Whatever the critical scenario may be, in order to successfully maneuver it and come out on top, one must approach it with confidence (a humble confidence, of course).
That’s great, but where do you get this confidence? Well, we feel most confident when we are prepared. It’s one thing to show up at a crucial meeting and wing it; it’s another entirely to take the time to prepare before the meeting, to show up with facts and figures to support your arguments. It’s guaranteed that if you took the time to prepare for that meeting, or any other important event, the outcome would likely be much different. The more you know, the more confident you will be and appear to others. The more you prepare, the more your executive presence will shine through.
Here are top three ways you can prepare and build confidence before any important event:
1. Find out as much as you can about the event/meeting/presentation beforehand.
Do your homework! In order to prepare adequately for the event or presentation, find out as much as you can about it: Who will be there? Where exactly is it? What is the dress code? Who will you be sitting beside? The more you can find out ahead of time, the better able you will be to prepare adequately.
2. How well do you know the people attending?
The more you know about the people who will be in attendance the better, especially if it’s a networking event! Contact the organizer and find out who’s going to be there. If possible, look up the individuals and find out as much as you can about them. Knowing about the people you’ll be interacting with will not only make you feel more at ease, but will impress those you talk to as well.
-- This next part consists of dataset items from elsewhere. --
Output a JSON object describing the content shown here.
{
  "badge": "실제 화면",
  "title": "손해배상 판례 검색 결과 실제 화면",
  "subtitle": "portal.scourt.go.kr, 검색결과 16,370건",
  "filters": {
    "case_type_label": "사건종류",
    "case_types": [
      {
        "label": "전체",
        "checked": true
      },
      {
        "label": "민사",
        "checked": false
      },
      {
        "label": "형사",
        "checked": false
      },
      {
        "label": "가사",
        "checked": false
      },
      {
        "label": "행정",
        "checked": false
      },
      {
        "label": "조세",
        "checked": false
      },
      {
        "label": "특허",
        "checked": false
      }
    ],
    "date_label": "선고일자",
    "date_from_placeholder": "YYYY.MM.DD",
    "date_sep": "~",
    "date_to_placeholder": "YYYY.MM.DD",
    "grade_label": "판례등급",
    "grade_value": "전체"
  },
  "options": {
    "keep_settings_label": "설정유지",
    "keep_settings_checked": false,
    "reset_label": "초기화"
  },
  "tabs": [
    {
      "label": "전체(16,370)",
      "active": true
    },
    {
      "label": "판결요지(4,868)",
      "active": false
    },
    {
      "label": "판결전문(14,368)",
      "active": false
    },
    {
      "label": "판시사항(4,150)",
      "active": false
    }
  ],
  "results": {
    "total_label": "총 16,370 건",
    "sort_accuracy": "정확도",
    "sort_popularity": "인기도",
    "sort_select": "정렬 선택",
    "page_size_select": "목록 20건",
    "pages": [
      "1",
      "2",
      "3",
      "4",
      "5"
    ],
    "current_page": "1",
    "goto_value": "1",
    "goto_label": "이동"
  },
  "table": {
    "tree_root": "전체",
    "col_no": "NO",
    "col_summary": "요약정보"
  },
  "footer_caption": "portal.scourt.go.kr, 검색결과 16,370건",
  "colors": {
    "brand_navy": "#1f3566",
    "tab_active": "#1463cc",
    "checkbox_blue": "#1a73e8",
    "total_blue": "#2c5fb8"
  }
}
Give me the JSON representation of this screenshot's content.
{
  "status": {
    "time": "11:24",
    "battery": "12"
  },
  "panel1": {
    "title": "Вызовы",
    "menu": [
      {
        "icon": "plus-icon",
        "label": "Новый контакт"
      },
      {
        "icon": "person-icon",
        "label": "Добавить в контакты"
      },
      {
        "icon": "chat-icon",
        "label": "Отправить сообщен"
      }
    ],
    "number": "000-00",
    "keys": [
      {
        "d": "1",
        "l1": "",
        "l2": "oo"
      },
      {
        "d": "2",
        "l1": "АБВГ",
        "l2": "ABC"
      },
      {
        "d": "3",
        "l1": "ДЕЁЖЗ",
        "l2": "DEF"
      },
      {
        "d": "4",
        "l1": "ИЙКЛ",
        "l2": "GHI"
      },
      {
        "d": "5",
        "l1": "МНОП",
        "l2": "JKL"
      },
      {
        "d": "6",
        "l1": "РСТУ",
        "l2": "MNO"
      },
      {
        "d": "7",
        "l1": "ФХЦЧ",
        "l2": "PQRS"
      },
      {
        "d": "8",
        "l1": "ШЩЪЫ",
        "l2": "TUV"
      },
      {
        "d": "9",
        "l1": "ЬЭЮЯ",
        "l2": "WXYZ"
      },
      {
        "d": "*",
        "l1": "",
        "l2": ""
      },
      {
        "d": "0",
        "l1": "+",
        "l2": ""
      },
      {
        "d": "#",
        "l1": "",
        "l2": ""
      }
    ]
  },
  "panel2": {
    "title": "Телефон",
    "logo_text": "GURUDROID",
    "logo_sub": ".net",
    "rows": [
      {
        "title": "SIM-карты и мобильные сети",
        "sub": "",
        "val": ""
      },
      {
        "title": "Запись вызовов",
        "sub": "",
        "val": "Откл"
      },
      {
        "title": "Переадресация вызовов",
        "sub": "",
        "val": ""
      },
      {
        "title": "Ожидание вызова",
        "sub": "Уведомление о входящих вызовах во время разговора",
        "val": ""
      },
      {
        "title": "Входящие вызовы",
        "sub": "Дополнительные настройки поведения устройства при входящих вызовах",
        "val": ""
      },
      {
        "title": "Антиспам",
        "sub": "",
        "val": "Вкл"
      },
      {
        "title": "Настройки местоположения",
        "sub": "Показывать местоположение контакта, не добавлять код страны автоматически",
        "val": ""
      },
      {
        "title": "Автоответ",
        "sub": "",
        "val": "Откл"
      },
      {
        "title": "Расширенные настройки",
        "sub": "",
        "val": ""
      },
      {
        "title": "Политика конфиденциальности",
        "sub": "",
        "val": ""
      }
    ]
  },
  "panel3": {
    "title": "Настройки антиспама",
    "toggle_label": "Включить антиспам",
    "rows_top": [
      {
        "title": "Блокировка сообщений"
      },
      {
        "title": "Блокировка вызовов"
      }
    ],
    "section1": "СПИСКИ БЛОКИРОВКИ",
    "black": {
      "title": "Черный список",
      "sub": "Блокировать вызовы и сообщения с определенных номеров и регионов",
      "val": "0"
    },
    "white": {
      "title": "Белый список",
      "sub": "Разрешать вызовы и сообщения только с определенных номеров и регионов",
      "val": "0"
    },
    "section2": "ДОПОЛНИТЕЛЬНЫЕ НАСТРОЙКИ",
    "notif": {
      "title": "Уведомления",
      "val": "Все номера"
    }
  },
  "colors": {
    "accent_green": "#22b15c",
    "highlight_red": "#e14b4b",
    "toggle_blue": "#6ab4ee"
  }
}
It can also help you to converse with those around you, as you can mention something about the person that you saw while doing your homework.
3. Make notes. Know your material.
Michael Bay, producer of Transformers, showed us that being unprepared – not knowing your material, relying on teleprompters – does not work. Things go wrong. Technology fails us. To avoid potential mishaps, knowing your material can save you a lot of embarrassment.
We’re all so busy in our day-to-day lives that we often forget to take the time to prepare for crucial scenarios thoroughly. We rely too closely on technology working well, on our instincts, on our experiences. Confidence is key when approaching any critical scenario, and the best way to feel confident is to prepare. When you approach a critical scenario with confidence and poise, you project executive presence.